Over the past year or so, I've kind of been re-discovering sampling. Not that I've ever really stopped using it, but ever since I started using software samplers (which don't actually sample), I found myself doing less of the crazy, "plug in a mic and see what happens" kind of sampling. It seems silly, but the extra layer of having to record something into a DAW, editing it in an audio editor, and then importing into a softsampler really makes the process less spontaneous than when you just plugged in a mic, hit 'sample', and pressed the key you wanted to map it to.
I know I'm not alone in feeling this way. You need only listen to how music with samples is made these days to sense that something has changed. Sure, musical trends change all the time, but when is the last time you heard some really creative sound design with a sampler and not just cut-up loops? Watching the documentaries on the Depeche Mode re-issues (where they sampled anything that could make a sound) reminded me of how much I used to do this kind of thing and made me realize just how much I missed it.
This kind of sampling is not only fun, but it really stimulates your imagination as you try to think of what sounds can be transformed into something musically useful. Take the lowly 60-cycle hum (50-cycle in some countries outside the US). Anyone who has played live or spends any amount of time plugging and unplugging audio cables has probably heard this before. Also known as "mains hum", it's the audible sound of alternating electrical current often heard when a piece of gear isn't properly plugged in, or even when you touch the connector of a plugged-in cable. It just so happens that 60Hz is a very common frequency for sub-basses. So why not use that to make your own? Just plug in an audio cable to your audio interface, hit record on your DAW, and then touch the unplugged end of the cord with your finger. Be sure to get a good, sustained recording for looping purposes.

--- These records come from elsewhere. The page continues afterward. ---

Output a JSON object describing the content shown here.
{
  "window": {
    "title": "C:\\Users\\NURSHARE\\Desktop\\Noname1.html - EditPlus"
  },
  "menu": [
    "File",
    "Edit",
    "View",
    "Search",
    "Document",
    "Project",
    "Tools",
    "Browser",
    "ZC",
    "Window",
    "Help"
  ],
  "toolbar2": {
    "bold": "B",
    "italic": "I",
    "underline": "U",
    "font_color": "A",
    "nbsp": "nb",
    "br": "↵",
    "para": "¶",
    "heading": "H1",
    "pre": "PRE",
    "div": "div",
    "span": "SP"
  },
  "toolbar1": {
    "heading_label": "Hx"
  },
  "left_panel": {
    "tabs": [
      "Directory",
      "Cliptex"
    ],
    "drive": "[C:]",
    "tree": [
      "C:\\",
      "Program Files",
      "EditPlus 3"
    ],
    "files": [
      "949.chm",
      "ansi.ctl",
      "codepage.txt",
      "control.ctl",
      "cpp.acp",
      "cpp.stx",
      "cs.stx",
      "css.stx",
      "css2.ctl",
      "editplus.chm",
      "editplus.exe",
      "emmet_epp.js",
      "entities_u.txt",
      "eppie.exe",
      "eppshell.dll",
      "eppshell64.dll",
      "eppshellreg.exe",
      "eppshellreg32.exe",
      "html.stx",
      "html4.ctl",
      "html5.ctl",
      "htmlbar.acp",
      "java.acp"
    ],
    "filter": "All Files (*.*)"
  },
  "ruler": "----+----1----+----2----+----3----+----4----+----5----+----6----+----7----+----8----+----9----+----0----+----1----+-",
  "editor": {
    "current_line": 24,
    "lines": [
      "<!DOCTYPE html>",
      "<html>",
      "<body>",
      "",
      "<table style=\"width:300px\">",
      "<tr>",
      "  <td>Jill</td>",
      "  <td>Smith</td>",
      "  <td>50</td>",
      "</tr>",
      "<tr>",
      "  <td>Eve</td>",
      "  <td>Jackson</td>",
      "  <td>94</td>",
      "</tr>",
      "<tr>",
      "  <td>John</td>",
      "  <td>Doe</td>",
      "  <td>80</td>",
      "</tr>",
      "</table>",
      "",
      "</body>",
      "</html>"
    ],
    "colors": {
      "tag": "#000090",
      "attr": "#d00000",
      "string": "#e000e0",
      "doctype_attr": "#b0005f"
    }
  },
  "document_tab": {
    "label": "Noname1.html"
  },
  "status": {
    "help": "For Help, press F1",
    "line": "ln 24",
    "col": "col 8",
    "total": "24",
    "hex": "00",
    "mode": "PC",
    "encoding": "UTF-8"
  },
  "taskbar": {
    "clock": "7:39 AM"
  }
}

The advantage of this over just using a sine wave from one of your synths is that this kind of hum usually has extra harmonics aside from the fundamental that give it a pretty unique, buzzy sound - perfect for dub, drum n' bass, and anything else in need of a dose of butt rattling low end. Don't stop here, though. Think of what other sounds we normally try to get rid of or consider annoying and how you might be able to transform it into a cool synth sound. Stick a piece of paper in the blades of a fan... record the rumble of a distant train... record the sound of your refrigerator's motor - just about anything can be transformed into a synth with a little work.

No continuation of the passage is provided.